The most internationally recognized qawwali practitioner of the 20th century was Ustad Nusrat Fateh Ali Khan (1948–1997) — a member of the hereditary Qawwal Bacchon ka Gharana from Lyallpur (now Faisalabad), Pakistan. His recordings on Peter Gabriel’s Real World Records label in the late 1980s and early 1990s, combined with performances at WOMAD festivals in Europe, introduced qawwali to Western audiences; his vocal range and improvisatory technique — capable of sustaining a single note for over a minute, or ascending three octaves in a single phrase — established him as the defining interpreter of the modern tradition. The Sabri Brothers (Ghulam Farid Sabri and Maqbool Ahmed Sabri) and Aziz Mian were contemporaries whose recordings also reached international distribution. Today, Rahat Fateh Ali Khan (Nusrat’s nephew, who trained under him) continues the hereditary tradition, as do Fareed Ayaz and Abu Muhammad.
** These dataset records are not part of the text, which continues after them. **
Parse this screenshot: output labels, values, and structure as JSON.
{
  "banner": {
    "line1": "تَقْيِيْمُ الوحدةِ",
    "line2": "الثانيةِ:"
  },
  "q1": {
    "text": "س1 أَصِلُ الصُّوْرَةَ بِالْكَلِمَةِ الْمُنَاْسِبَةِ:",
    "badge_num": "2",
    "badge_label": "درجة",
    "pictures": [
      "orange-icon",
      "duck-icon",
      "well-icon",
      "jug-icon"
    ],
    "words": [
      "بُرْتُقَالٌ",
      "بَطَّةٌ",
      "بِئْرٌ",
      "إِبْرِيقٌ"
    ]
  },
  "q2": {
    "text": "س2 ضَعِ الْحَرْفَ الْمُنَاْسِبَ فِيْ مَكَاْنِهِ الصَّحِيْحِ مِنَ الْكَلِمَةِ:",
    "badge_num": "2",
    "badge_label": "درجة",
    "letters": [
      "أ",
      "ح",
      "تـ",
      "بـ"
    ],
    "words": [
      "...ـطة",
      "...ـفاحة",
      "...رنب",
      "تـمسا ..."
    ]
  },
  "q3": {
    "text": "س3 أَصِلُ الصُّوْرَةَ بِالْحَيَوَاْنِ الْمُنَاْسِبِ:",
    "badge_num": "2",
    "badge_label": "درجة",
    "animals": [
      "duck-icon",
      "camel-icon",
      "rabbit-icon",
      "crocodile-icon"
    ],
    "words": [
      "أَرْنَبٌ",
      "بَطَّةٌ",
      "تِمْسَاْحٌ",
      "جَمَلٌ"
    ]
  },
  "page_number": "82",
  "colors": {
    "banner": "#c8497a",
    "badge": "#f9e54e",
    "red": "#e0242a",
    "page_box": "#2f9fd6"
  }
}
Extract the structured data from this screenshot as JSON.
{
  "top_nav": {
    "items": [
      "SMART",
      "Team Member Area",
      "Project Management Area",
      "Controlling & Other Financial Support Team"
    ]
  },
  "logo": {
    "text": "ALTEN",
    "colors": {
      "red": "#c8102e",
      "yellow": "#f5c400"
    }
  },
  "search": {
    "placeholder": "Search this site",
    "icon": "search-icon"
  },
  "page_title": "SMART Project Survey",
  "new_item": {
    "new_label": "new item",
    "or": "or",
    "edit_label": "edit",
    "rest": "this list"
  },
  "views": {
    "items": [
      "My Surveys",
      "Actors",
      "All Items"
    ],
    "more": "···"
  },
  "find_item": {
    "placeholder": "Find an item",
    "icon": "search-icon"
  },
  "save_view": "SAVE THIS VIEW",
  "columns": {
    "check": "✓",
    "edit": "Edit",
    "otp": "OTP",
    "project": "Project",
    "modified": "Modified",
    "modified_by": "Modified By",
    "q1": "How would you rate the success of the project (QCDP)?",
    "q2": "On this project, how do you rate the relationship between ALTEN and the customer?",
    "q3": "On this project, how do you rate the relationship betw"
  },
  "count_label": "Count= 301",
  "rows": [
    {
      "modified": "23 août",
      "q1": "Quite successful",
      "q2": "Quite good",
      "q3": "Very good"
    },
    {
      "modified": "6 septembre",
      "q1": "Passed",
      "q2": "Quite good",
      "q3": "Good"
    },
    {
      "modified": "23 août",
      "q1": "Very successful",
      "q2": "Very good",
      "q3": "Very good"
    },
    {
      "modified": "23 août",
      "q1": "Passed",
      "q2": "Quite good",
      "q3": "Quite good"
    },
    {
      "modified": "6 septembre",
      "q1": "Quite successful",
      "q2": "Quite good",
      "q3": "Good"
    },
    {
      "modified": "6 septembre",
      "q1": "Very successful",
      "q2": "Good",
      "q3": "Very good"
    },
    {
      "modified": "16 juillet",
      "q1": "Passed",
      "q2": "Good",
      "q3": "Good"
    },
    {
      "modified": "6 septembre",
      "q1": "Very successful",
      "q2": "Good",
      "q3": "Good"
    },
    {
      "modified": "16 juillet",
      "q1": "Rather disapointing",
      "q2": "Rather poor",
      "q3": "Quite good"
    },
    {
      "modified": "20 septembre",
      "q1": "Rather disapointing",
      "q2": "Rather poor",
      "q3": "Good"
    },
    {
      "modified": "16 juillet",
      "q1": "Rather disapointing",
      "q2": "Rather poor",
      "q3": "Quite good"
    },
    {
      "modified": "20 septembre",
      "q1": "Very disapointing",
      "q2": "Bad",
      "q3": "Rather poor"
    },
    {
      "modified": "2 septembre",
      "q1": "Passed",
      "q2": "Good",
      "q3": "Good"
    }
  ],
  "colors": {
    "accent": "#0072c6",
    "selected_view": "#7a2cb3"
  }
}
Abida Parveen, though she performs in a broader Sufi musical style rather than traditional qawwali, represents the expanding presence of women in the broader field of Sufi devotional music. For the official documentation of UNESCO’s ICH framework and the criteria for inscription, the UNESCO intangible cultural heritage overview explains why qawwali meets the criteria as a living tradition actively transmitted within communities.

Frequently Asked Questions

Is qawwali a UNESCO intangible cultural heritage?

No, not as of 2026. Qawwali is not inscribed on UNESCO’s Representative List of the Intangible Cultural Heritage of Humanity. Pakistan — the country most closely associated with qawwali — has four UNESCO ICH inscriptions (Nowruz, Falconry, Suri Jagek, and Boreendo), but qawwali is not among them. Qawwali is recognized as national intangible cultural heritage in Pakistan and India. Its absence from UNESCO’s list reflects the pace of nomination rather than any judgment on its cultural significance as a living devotional tradition.

Who created qawwali?

Qawwali is attributed to Amir Khusrow (1253–1325), a Sufi poet and musician of the Chishti order who served as a disciple of Hazrat Nizamuddin Auliya in the Delhi Sultanate. Khusrow synthesized Persian, Arabic, Turkic, and Indian musical traditions in the late 13th century, composing in Persian, Braj Bhasha, and other languages to create the multilingual devotional poetry tradition that defines qawwali. The tradition was institutionalized through the regular mehfil-e-sama gatherings at Nizamuddin Auliya’s khanqah in Delhi.

What instruments are used in qawwali?

The standard qawwali ensemble uses harmonium (hand-pumped free-reed keyboard, which replaced the sarangi in the 20th century), tabla (pair of tuned hand drums), and dholak (barrel drum), alongside rhythmic clapping by all performers. The ensemble of 8–9 performers seats the lead singer, side singers, and harmonium players in the front row, with chorus and percussionists in the back row. The melodic framework is drawn from the raga system of Hindustani classical music.

What is mehfil-e-sama?

Mehfil-e-sama (the assembly for devotional listening) is the gathering in which qawwali is performed in its traditional Sufi context. It takes place at Sufi shrines (dargahs), particularly those of the Chishti order. The purpose is not entertainment but spiritual experience: the music functions to induce hal (spiritual ecstasy) and wajd (mystical transport) in participants. The mehfil-e-sama at Hazrat Nizamuddin Auliya’s dargah in Delhi — held every Thursday night — is one of the most continuous traditions of qawwali performance in South Asia.

Who is the most famous qawwali singer?

Ustad Nusrat Fateh Ali Khan (1948–1997) is the most internationally recognized qawwali performer. A hereditary member of the Qawwal Bacchon ka Gharana from Faisalabad, Pakistan, he introduced qawwali to Western audiences through Real World Records releases and WOMAD festival performances in the 1980s–1990s. His vocal range, improvisatory technique, and ability to convey spiritual intensity made him the defining interpreter of the tradition for international audiences. His nephew Rahat Fateh Ali Khan continues the hereditary lineage.